Olie Kolzig's current three-game stretch of outings in which his save percentage has topped .900 (.917, .912 and .939) is his first such streak since the first three games of the season and, other than these last three games, the only time this season that he has gone three straight games with a goals against average at or below 3.00 was from December 22nd through the 27th.
For what it's worth (a lot, if you ask me), Brent Johnson is also hot, riding a four-game streak in which his save percentage has been at least .900, and his GAA has been at or below 3.00 in six of his last seven appearances.
On the season, the Caps are 20-6-4 in games in which their starting netminder's GAA is at or below 3.00 for that game (7-19-1 otherwise), 17-8-4 in games in which their starter's SV% is at or above .900 for that game (10-17-1 otherwise), 16-6-4 in games in which their starter hits both of those marks (5-2-0 in games in which he hits one or the other) and 6-17-1 in which he hits neither.
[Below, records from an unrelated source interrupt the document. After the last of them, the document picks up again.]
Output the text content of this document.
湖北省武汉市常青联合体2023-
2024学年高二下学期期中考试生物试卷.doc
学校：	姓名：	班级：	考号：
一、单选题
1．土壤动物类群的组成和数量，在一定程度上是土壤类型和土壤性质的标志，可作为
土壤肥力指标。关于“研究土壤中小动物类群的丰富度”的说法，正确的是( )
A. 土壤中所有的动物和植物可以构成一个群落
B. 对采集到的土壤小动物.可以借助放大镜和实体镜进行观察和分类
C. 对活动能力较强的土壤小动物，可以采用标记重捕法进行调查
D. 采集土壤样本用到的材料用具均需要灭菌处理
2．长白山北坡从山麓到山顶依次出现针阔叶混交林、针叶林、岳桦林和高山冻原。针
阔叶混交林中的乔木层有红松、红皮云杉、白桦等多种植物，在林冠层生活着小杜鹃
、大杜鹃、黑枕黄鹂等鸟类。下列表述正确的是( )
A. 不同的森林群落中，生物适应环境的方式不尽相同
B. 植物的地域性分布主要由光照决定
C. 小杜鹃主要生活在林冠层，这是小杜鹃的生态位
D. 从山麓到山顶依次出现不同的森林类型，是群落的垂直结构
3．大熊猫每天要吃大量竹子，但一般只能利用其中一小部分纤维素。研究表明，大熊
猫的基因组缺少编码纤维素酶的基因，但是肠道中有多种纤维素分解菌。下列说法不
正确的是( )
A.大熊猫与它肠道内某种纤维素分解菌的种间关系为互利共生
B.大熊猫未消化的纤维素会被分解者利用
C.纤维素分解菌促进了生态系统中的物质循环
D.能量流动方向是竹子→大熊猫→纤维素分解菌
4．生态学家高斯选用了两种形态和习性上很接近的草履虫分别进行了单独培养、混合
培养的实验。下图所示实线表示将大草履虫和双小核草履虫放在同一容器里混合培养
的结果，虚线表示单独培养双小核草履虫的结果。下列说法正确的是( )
This just in: good goaltending wins games.
To put it all in a bit of perspective, a goaltender with a 3.00 GAA would rank 42nd in the League (just ahead of Olie Kolzig, in fact), and a netminder with a .900 SV% would rank 36th. So we're not talking about the Caps needing great goaltending to win, we're talking about them needing mediocre goaltending. Put another way, with their offense, if the Caps can get even average goaltending the rest of the way (say, a 2.70 GAA and .910 SV%), they will most likely win the Southeast Division, and probably fairly easily - should the hot goaltending continue, so will the winning.